When teacher unions sit down to bargain with school districts, they demand language regarding disciplinary measures that give inadequate teachers second, third, fourth and even fifth chances before being dismissed from their position.
Last month, The Detroit News published an article detailing the lengths to which the Michigan Education Association has gone to infiltrate the Michigan Legislature and get its ludicrous demands passed.
The article is also mentioned in this succinct Instagram video from Reason Magazine, but main highlights include:
- teachers caught using drugs or alcohol on campus could not be fired until their fifth documented offense, and only after the second offense would disciplinary action include a multi-day suspension from work;
- teachers caught using illegal drugs could not be fired until their third documented offense; and,
- teachers caught selling drugs on campus could not be fired until their second documented offense.

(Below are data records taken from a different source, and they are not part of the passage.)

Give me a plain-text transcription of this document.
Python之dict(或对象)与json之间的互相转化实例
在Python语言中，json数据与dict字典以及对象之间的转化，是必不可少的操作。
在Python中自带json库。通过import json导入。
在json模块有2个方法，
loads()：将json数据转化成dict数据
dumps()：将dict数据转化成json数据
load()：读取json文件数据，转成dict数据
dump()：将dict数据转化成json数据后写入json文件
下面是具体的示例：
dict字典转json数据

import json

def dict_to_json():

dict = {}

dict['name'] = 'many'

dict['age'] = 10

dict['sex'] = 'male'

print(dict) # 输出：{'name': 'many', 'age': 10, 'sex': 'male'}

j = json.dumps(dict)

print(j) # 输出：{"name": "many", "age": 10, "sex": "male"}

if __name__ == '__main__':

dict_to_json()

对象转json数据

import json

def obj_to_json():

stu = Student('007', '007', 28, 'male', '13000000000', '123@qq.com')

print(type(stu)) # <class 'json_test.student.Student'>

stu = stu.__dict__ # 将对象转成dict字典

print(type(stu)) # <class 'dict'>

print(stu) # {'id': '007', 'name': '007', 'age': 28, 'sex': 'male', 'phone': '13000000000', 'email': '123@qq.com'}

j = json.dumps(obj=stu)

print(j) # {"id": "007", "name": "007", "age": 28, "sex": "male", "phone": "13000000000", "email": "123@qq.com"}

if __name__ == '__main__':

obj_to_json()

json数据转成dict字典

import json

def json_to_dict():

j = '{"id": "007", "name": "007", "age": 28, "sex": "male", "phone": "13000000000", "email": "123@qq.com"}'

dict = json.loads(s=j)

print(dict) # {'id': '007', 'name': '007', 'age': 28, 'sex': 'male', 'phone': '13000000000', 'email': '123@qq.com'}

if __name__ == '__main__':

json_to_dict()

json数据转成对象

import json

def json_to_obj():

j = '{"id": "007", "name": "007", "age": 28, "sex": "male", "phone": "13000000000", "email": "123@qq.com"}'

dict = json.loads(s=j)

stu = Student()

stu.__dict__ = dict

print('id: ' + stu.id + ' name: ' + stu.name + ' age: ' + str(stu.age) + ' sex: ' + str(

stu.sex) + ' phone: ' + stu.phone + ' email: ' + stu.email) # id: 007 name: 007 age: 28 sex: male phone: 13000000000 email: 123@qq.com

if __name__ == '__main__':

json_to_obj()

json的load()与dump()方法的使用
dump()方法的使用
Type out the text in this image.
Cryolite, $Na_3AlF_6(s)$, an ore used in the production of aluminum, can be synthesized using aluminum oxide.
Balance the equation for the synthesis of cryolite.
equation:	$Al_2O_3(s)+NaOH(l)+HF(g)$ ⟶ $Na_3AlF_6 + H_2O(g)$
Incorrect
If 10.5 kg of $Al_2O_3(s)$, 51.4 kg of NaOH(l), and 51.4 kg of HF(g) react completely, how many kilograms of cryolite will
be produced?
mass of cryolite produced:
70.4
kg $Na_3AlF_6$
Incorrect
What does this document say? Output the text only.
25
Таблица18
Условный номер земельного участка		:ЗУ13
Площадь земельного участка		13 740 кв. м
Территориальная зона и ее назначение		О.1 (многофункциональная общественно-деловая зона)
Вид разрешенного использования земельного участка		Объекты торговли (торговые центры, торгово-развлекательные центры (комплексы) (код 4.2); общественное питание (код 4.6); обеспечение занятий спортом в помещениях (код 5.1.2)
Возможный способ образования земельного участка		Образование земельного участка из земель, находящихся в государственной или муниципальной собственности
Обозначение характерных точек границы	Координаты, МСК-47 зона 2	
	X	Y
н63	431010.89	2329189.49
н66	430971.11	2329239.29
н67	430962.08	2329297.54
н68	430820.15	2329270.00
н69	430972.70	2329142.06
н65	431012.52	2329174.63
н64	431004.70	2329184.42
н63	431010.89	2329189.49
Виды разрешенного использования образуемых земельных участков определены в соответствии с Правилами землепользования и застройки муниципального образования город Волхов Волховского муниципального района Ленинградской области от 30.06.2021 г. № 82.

To put it in perspective, if Danielle Scrase had happened to live in Michigan instead of Ohio, there would not have been an investigation into her behavior at all, even though both parents and district administrators bore witness to her actions. In Michigan, a teacher like Scrase would have gotten a single written warning and been sent on her way.
These severe gaps in judgement demonstrated by teacher unions are leading indicators to the suffering of America’s education. If unions insist on protecting drug and drinking habits of inappropriate teachers until the fifth degree, what else do they believe is defensible?